Well, not only did he refuse to resign, he's now calling for the President of Iceland to dissolve Parliament.

 

Oh, and my country's own President, himself currently facing calls for impeachment due to breaching our constitution by misusing state funds to build a lavish mansion, is also being implicated because his nephew runs an off-shore account.

 

My inner-Marxist is doing backflips.

post #79 of 87

I can only imagine the trouble I'd have getting around if my balls were as big as this guy's.

post #80 of 87
post #81 of 87
Quote:
Originally Posted by Codename View Post

My inner-Marxist is doing backflips.
My inner spectator is grabbing the popcorn.
post #82 of 87

One small but fascinating aspect of this the journalistic conspiracy to distribute, research and release this stuff globally.

 

Australia's public broadcasting investigative journalism arm had this report and interviews ready to go on the day.

 

http://www.abc.net.au/4corners/stories/2016/04/04/4434529.htm

post #83 of 87
Jackie Chan and Pedro Almodovar are on the list.
post #84 of 87
Quote:
Originally Posted by mcnooj82 View Post

Jackie Chan and Pedro Almodovar are on the list.

 

Looks like Almodovar's brother is trying to take the fall for it.

 

Kind of a shame that the two celebs implicated are people I have nothing against.

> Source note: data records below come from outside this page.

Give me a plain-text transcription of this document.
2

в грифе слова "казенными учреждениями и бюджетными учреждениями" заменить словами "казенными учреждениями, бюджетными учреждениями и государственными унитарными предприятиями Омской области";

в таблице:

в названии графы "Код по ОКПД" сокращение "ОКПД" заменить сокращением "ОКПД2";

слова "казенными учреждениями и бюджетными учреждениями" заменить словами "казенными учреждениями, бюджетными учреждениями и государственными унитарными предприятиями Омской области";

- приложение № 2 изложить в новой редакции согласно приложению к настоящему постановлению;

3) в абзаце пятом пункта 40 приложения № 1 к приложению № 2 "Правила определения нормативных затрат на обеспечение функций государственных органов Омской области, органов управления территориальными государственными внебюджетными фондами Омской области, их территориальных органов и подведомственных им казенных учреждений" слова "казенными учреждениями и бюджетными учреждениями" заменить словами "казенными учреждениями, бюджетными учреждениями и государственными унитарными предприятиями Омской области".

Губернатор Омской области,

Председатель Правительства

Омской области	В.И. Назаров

I'd rather it was Michael Bay or someone else you'd half expect it from.

post #85 of 87
post #86 of 87
.
Edited by Agentsands77 - 5/5/17 at 4:50am
post #87 of 87
Whistleblower news to cheer about: Chelsea Manning is reportedly being released from prison some time next week.

Manning's sentence was commuted by President Obama in one of his final official acts as President. Manning will have served seven years out of a 35 year sentence.

Manning's attorneys said in a public statement, "Chelsea has already served the longest sentence of any whistleblower in the history of this country. It has been far too long, too severe, too draconian. President Obama's act of commutation was the first time the military took care of this soldier who risked so much to disclose information that served the public interest."